Fig 1.
Simulated data for two subsets of a typical posterior waveshape (black and red lines), reflecting a P3 component.
Both, peak latencies and 50% fractional area latencies were extracted. Peak latencies denote a single moment of maximal voltage within the designated measurement window. Fractional area latency denotes the moment when the cumulative area under the curve exceeds a defined criterion, here 50% of the overall area. Despite the high similarity of morphology across the two subsets, peak latencies would show an effect of more than 50 ms due to high frequency noise (solid vertical lines), that did not affect fractional area latency to the same amount (dashed vertical lines).
Fig 2.
Grand averages in the 1/5 data split (5 black lines) superposed by the grand-grand average across all subsets (red).
The data demonstrate that there was almost no variance across splits.
Fig 3.
Spearman-Brown corrected reliability (minimum to maximum) for the five ERP components and the four measures that provided acceptable output for all components.
The four splits were assigned to the number of trials possible, which is defined by the truncated division of the overall number of trials (132) by the size of the split (1/5: 26; 1/4: 33; 1/3: 44; 1/2: 66).
Fig 4.
Cronbach’s Alpha in the smallest split for the original data set and the dataset pruned with SME.
Table 1.
Outcome of the mixed-design ANOVAS for peak latencies and fractional area latencies in individual averages and in jackknifed data.
Data were reanalyzed after method specific reduction of the dataset based on the Standardized Measurement Error (pruned data = “pr_”). Additionally, analyses were run based on jackknife averages separately for the three age groups (cell-based = “c_”).

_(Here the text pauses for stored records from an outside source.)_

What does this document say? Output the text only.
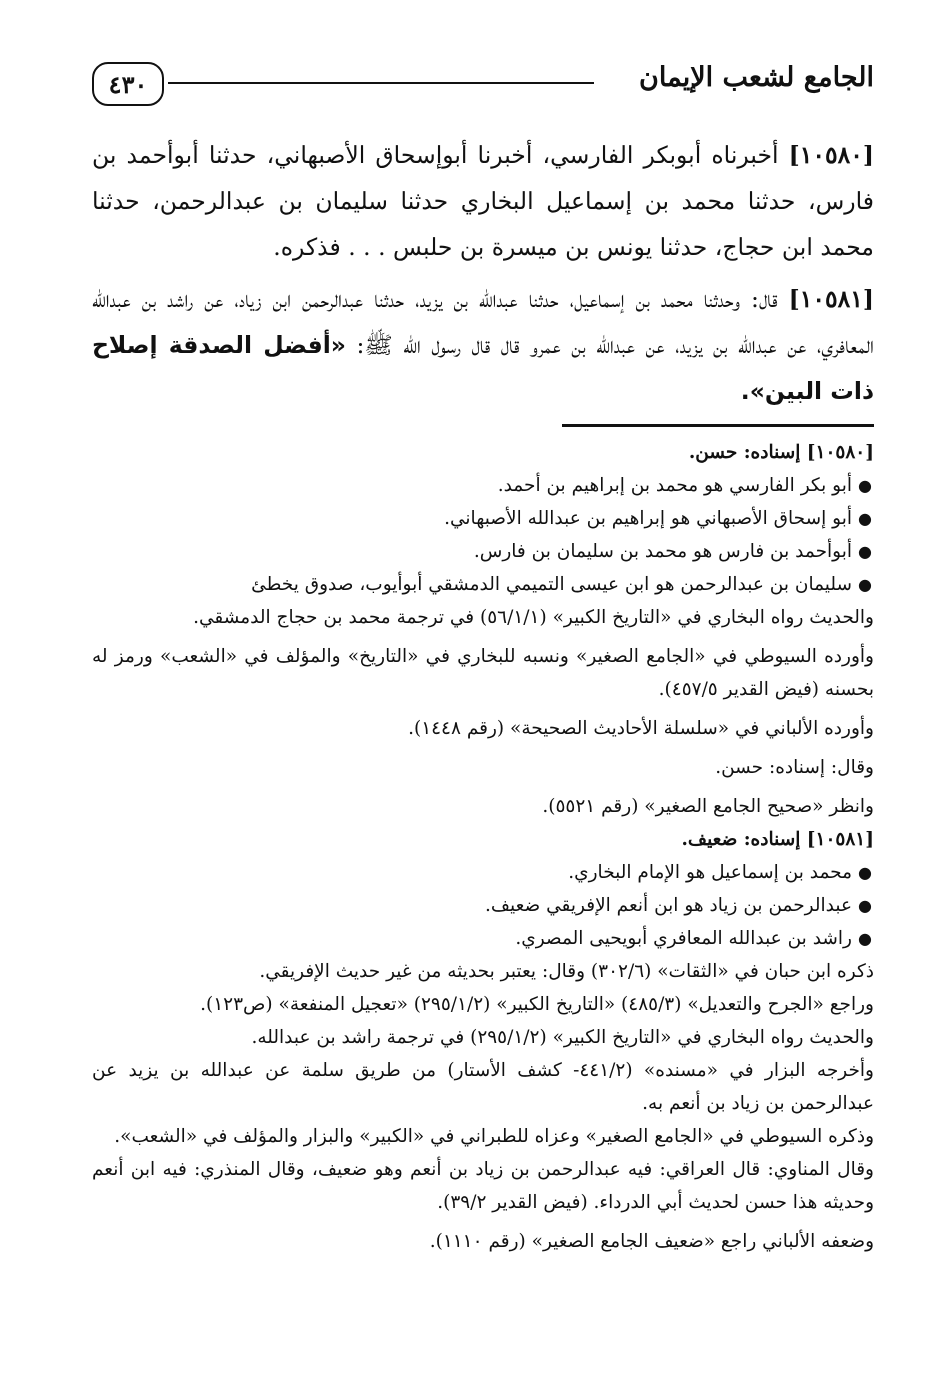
الجامع لشعب الإيمان
٤٣٠

[١٠٥٨٠] أخبرناه أبوبكر الفارسي، أخبرنا أبوإسحاق الأصبهاني، حدثنا أبوأحمد بن فارس، حدثنا محمد بن إسماعيل البخاري حدثنا سليمان بن عبدالرحمن، حدثنا محمد ابن حجاج، حدثنا يونس بن ميسرة بن حلبس . . . فذكره.

[١٠٥٨١] قال: وحدثنا محمد بن إسماعيل، حدثنا عبدالله بن يزيد، حدثنا عبدالرحمن ابن زياد، عن راشد بن عبدالله المعافري، عن عبدالله بن يزيد، عن عبدالله بن عمرو قال قال رسول الله ﷺ: «أفضل الصدقة إصلاح ذات البين».

[١٠٥٨٠] إسناده: حسن.

●
أبو بكر الفارسي هو محمد بن إبراهيم بن أحمد.
●
أبو إسحاق الأصبهاني هو إبراهيم بن عبدالله الأصبهاني.
●
أبوأحمد بن فارس هو محمد بن سليمان بن فارس.
●
سليمان بن عبدالرحمن هو ابن عيسى التميمي الدمشقي أبوأيوب، صدوق يخطئ

والحديث رواه البخاري في «التاريخ الكبير» (٥٦/١/١) في ترجمة محمد بن حجاج الدمشقي.

وأورده السيوطي في «الجامع الصغير» ونسبه للبخاري في «التاريخ» والمؤلف في «الشعب» ورمز له بحسنه (فيض القدير ٤٥٧/٥).

وأورده الألباني في «سلسلة الأحاديث الصحيحة» (رقم ١٤٤٨).

وقال: إسناده: حسن.

وانظر «صحيح الجامع الصغير» (رقم ٥٥٢١).

[١٠٥٨١] إسناده: ضعيف.

●
محمد بن إسماعيل هو الإمام البخاري.
●
عبدالرحمن بن زياد هو ابن أنعم الإفريقي ضعيف.
●
راشد بن عبدالله المعافري أبويحيى المصري.

ذكره ابن حبان في «الثقات» (٣٠٢/٦) وقال: يعتبر بحديثه من غير حديث الإفريقي.

وراجع «الجرح والتعديل» (٤٨٥/٣) «التاريخ الكبير» (٢٩٥/١/٢) «تعجيل المنفعة» (ص١٢٣).

والحديث رواه البخاري في «التاريخ الكبير» (٢٩٥/١/٢) في ترجمة راشد بن عبدالله.

وأخرجه البزار في «مسنده» (٤٤١/٢- كشف الأستار) من طريق سلمة عن عبدالله بن يزيد عن عبدالرحمن بن زياد بن أنعم به.

وذكره السيوطي في «الجامع الصغير» وعزاه للطبراني في «الكبير» والبزار والمؤلف في «الشعب».

وقال المناوي: قال العراقي: فيه عبدالرحمن بن زياد بن أنعم وهو ضعيف، وقال المنذري: فيه ابن أنعم وحديثه هذا حسن لحديث أبي الدرداء. (فيض القدير ٣٩/٢).

وضعفه الألباني راجع «ضعيف الجامع الصغير» (رقم ١١١٠).
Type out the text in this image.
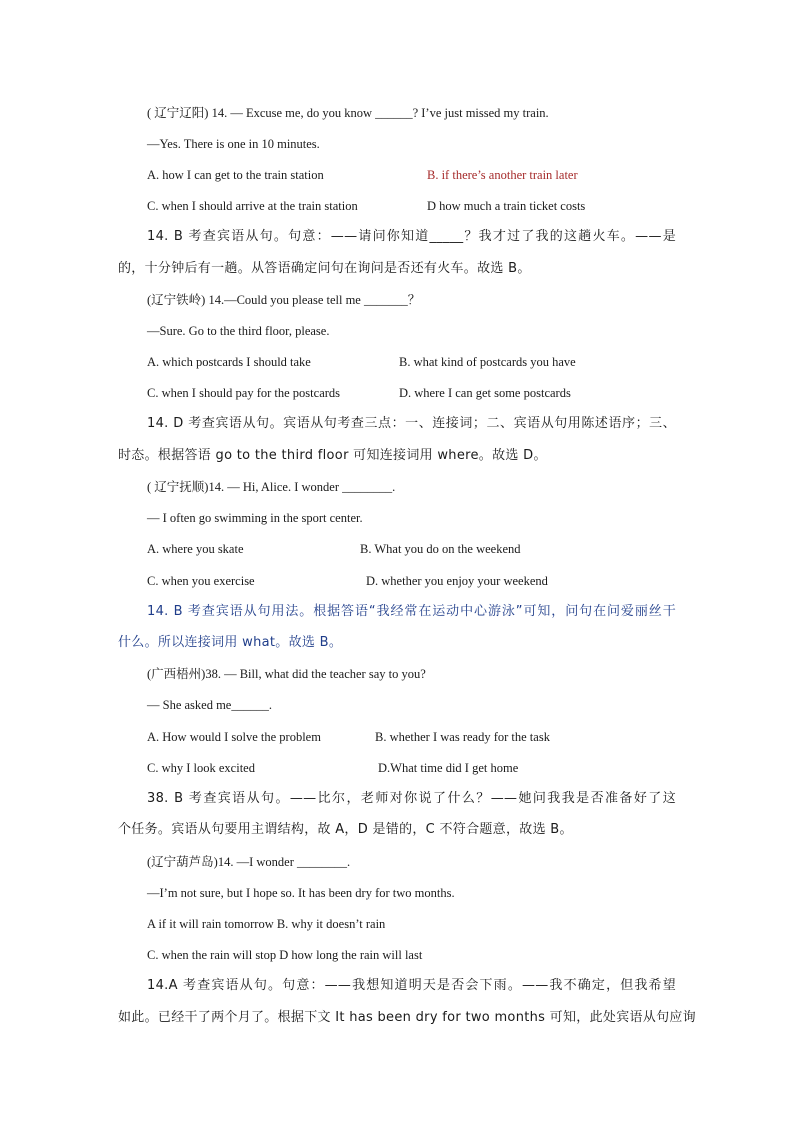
( 辽宁辽阳) 14. — Excuse me, do you know ______? I’ve just missed my train.
—Yes. There is one in 10 minutes.
A. how I can get to the train station	B. if there’s another train later
C. when I should arrive at the train station	D how much a train ticket costs
14. B 考查宾语从句。句意：——请问你知道_____？我才过了我的这趟火车。——是
的，十分钟后有一趟。从答语确定问句在询问是否还有火车。故选 B。
(辽宁铁岭) 14.—Could you please tell me _______？
—Sure. Go to the third floor, please.
A. which postcards I should take	B. what kind of postcards you have
C. when I should pay for the postcards	D. where I can get some postcards
14. D 考查宾语从句。宾语从句考查三点：一、连接词；二、宾语从句用陈述语序；三、
时态。根据答语 go to the third floor 可知连接词用 where。故选 D。
( 辽宁抚顺)14. — Hi, Alice. I wonder ________.
— I often go swimming in the sport center.
A. where you skate	B. What you do on the weekend
C. when you exercise	D. whether you enjoy your weekend
14. B 考查宾语从句用法。根据答语“我经常在运动中心游泳”可知，问句在问爱丽丝干
什么。所以连接词用 what。故选 B。
(广西梧州)38. — Bill, what did the teacher say to you?
— She asked me______.
A. How would I solve the problem	B. whether I was ready for the task
C. why I look excited	D.What time did I get home
38. B 考查宾语从句。——比尔，老师对你说了什么？——她问我我是否准备好了这
个任务。宾语从句要用主谓结构，故 A，D 是错的，C 不符合题意，故选 B。
(辽宁葫芦岛)14. —I wonder ________.
—I’m not sure, but I hope so. It has been dry for two months.
A if it will rain tomorrow B. why it doesn’t rain
C. when the rain will stop D how long the rain will last
14.A 考查宾语从句。句意：——我想知道明天是否会下雨。——我不确定，但我希望
如此。已经干了两个月了。根据下文 It has been dry for two months 可知，此处宾语从句应询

Number of valid subjects in the analyses are given in brackets for all measures for the first component but apply to all components analyzed.
Fig 5.
Grand averages for the 5 time on task segments (1: Black bold, 2: Black thin, 3: Black dotted, 4: Red thin, 5: Red bold).
For N1, N2 and P2 components, latencies increase clearly with time on task (ToT). For the P1 only a modulation in the offset is visible that might be already driven by the following N1 effect. P3 changes before most in amplitude and morphology.
Fig 6.
Means and shaded 95% confidence intervals for local peaks (left column), 50% fractional area latency (middle column) and 50% jackknife fractional area latency (right column) for the 5 time on task segments.
Data are superposed for younger (black) and older (red) participants. Note that the time courses both of within-subject as well as of between-subject effects are highly comparable between measures.